Though I’ve never been a gangster or a rapper, as a black woman I fear death by cop, and the number of unarmed black people that have been killed while their assailants go un-prosecuted or un-convicted has made that fear fair. Not two years after Life After Death came out, police shot Amadou Diallo 41 times for pulling out a wallet, an act I felt in my bones for years afterwards because of our shared skin color and the ordinariness of the circumstances under which Diallo died, coming home in the middle of the night, minding his own business, without warning from the officers behind him. But to live life under constant fear of death isn’t living at all, it’s resigning yourself to a type of death in life. So over the years it’s become more and more important to me that Biggie rapped about happiness alongside his fears; that he kicked back and enjoyed California in “Going Back to Cali” (“Going back to Cali, strictly for the weather/Women, and the weed – sticky green”) and his dreams in “Sky’s the Limit” (“If the game shakes me or breaks me/I hope it makes me a better man/Take a better stand/Put money in my mom’s hand/Get my daughter this college plan, so she don’t need no man”).

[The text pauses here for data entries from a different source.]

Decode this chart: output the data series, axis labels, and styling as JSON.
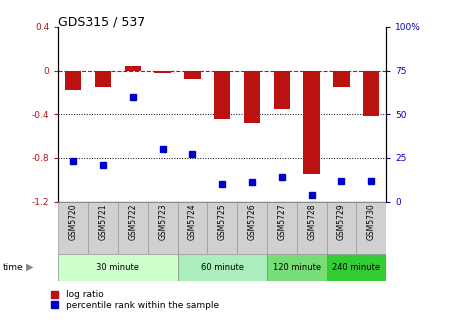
{
  "title": "GDS315 / 537",
  "samples": [
    "GSM5720",
    "GSM5721",
    "GSM5722",
    "GSM5723",
    "GSM5724",
    "GSM5725",
    "GSM5726",
    "GSM5727",
    "GSM5728",
    "GSM5729",
    "GSM5730"
  ],
  "log_ratio": [
    -0.18,
    -0.15,
    0.04,
    -0.02,
    -0.08,
    -0.44,
    -0.48,
    -0.35,
    -0.95,
    -0.15,
    -0.42
  ],
  "percentile_rank": [
    23,
    21,
    60,
    30,
    27,
    10,
    11,
    14,
    4,
    12,
    12
  ],
  "bar_color": "#bb1111",
  "point_color": "#0000cc",
  "ylim_left": [
    -1.2,
    0.4
  ],
  "ylim_right": [
    0,
    100
  ],
  "yticks_left": [
    -1.2,
    -0.8,
    -0.4,
    0.0,
    0.4
  ],
  "yticks_right": [
    0,
    25,
    50,
    75,
    100
  ],
  "dotted_lines": [
    -0.4,
    -0.8
  ],
  "background_color": "#ffffff",
  "bar_width": 0.55,
  "group_colors": [
    "#ccffcc",
    "#aaeebb",
    "#77dd77",
    "#33cc33"
  ],
  "group_ranges": [
    [
      0,
      3
    ],
    [
      4,
      6
    ],
    [
      7,
      8
    ],
    [
      9,
      10
    ]
  ],
  "group_labels": [
    "30 minute",
    "60 minute",
    "120 minute",
    "240 minute"
  ]
}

While Life After Death‘s exploration of black fear still feels relevant in an era where black people are still fighting for our right to avoid being illegally gunned down by people who are supposed to protect them, the album’s joy does too. All Biggie’s boasts about his sexual, drug-dealing and killing prowess sound, alongside his happy beats, elated yet defiant – a finger in the eye to everyone who dares to doubt him. America’s minorities have always found joy alongside our fear, and dug up a great deal of pride in ourselves to boot. As the level of persecution we face increases in the coming months or years, we’ll have to tap harder into all of those sentiments to thrive.
Though Biggie was murdered on March 9th, 1997, two weeks before Life After Death came out, that album permanently deposited a pop-esque happiness into rap music, from 50 Cent, who partied hard in songs like “In Da Club” and “Candy Shop,” to T.I. singles like “Whatever You Like” and “Live Your Life,” and Drake’s “Hotline Bling.” But it still feels great to go back to the source; to nod my head along to the relentless cheer of a song like “Mo Money Mo Problems,” to listen to an album that insists it’s possible to find a lighter side in everything, even death.
Kashana Cauley is a writer for The Daily Show.